Que há com você, Zé? Não tem mais sorriso, não tem mais espaço pra ninguém nesse abraço? Tudo tão distante e Zé até parece pálido demais.
Ele que era tão moreno e castigado pelo sol, agora sente-se castigado pela vida, pela idade.
Zé, cansou de esperar? Zé, cansou de fingir sua alegria. Vai procurar vida num copo de bebida às 15h da tarde. Zé já esvaziou a poupança e muito antes já tinha o coração vazio. Abandonou os filhos, a família. Sua mulher chora, mais pelo safado covarde que a deixou do que pela ausência do fiel companheiro. As crianças, Zé! Estão falando palavrão, se metendo em cada roubada. Outro dia o menorzinho roubou uma velhinha na rua. A velha revidou e deu-lhe uma bolsada no olho. E o olho do menino, Zé. Está roxo, coitadinho. O menino tem raiva e não sabe de que. Mas você sabe muito bem, Zé. A raiva é de você. É como a raiva que você sente de si mesmo e desconta nas brigas de bar. Não é o dominó, Zé. É você mesmo. Acorda para a vida logo zé, senão ela te passa o pé e não adianta chorar, Zé. Seu bigode não esconde as puxadas de ar que dá de noite pra não escorrer uma lágrima desse olhão vermelho. Arruma essa vida logo, Zé, senão vai passar é frio na rua, sem ter onde cair duro ... e morto.


...

Zé Ninguém é tão José quanto ninguém. Se camuflando na multidão.
José, José Carlos Soares é alguém. Alguém que foi alguém menor, cresceu e virou um cidadão cheio de responsabilidades e não tinha responsabilidade nenhuma. Zé, Zé Ninguém e ninguém o chamava de José. Tinha um destino e desistiu. Desatinou a beber, se enfiou em cada burrada e agora tropeça sem sola no sapato. Ô José! Tão lhe chamando!
José, você tá preso, por não saber o que fazer da sua vida, José. Você está num beco sem saída e com vista pro inferno.
Zé! Você morreu ... e aí? Vai chorar agora, Zé? Vai fazer o que, José?

...

José Carlos Ninguém Soares, brasileiro, 49 anos, porteiro.
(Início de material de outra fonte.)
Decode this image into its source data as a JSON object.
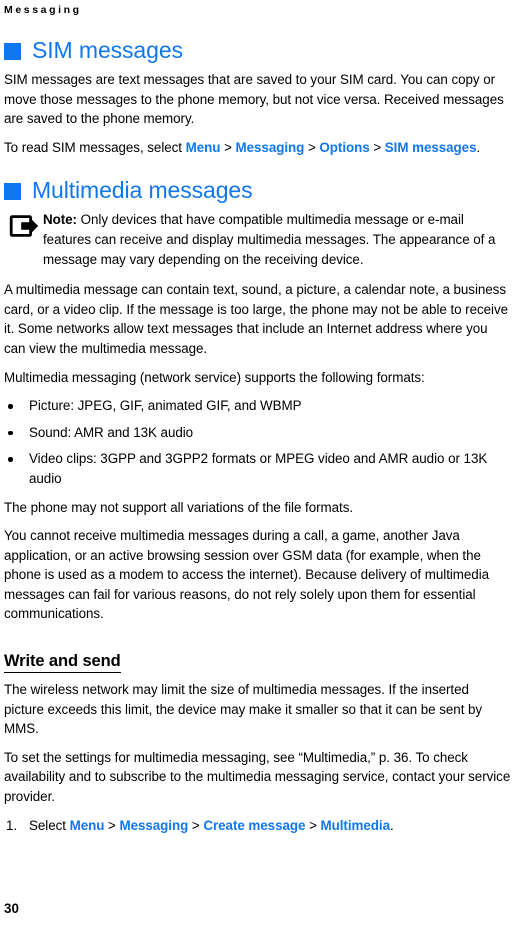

Ganhou sozinho na loteria, ganhou R$30 milhões e nunca foi buscar o prêmio. Recebeu seu prêmio em casa mesmo. Dois tiros na nuca. Dívida? Jogo? Sabe lá no que andava metido. Esse é só mais um zé ninguém, joga no primeiro buraco que achar.
Adeus, Zé.
Adeus ninguém.

A Deus foi, Zé Ninguém procurar ajuda e o que encontrou foi um sorriso de brasileiro, um uniforme de porteiro.

"Zé! Acorda, dormindo em serviço de novo?"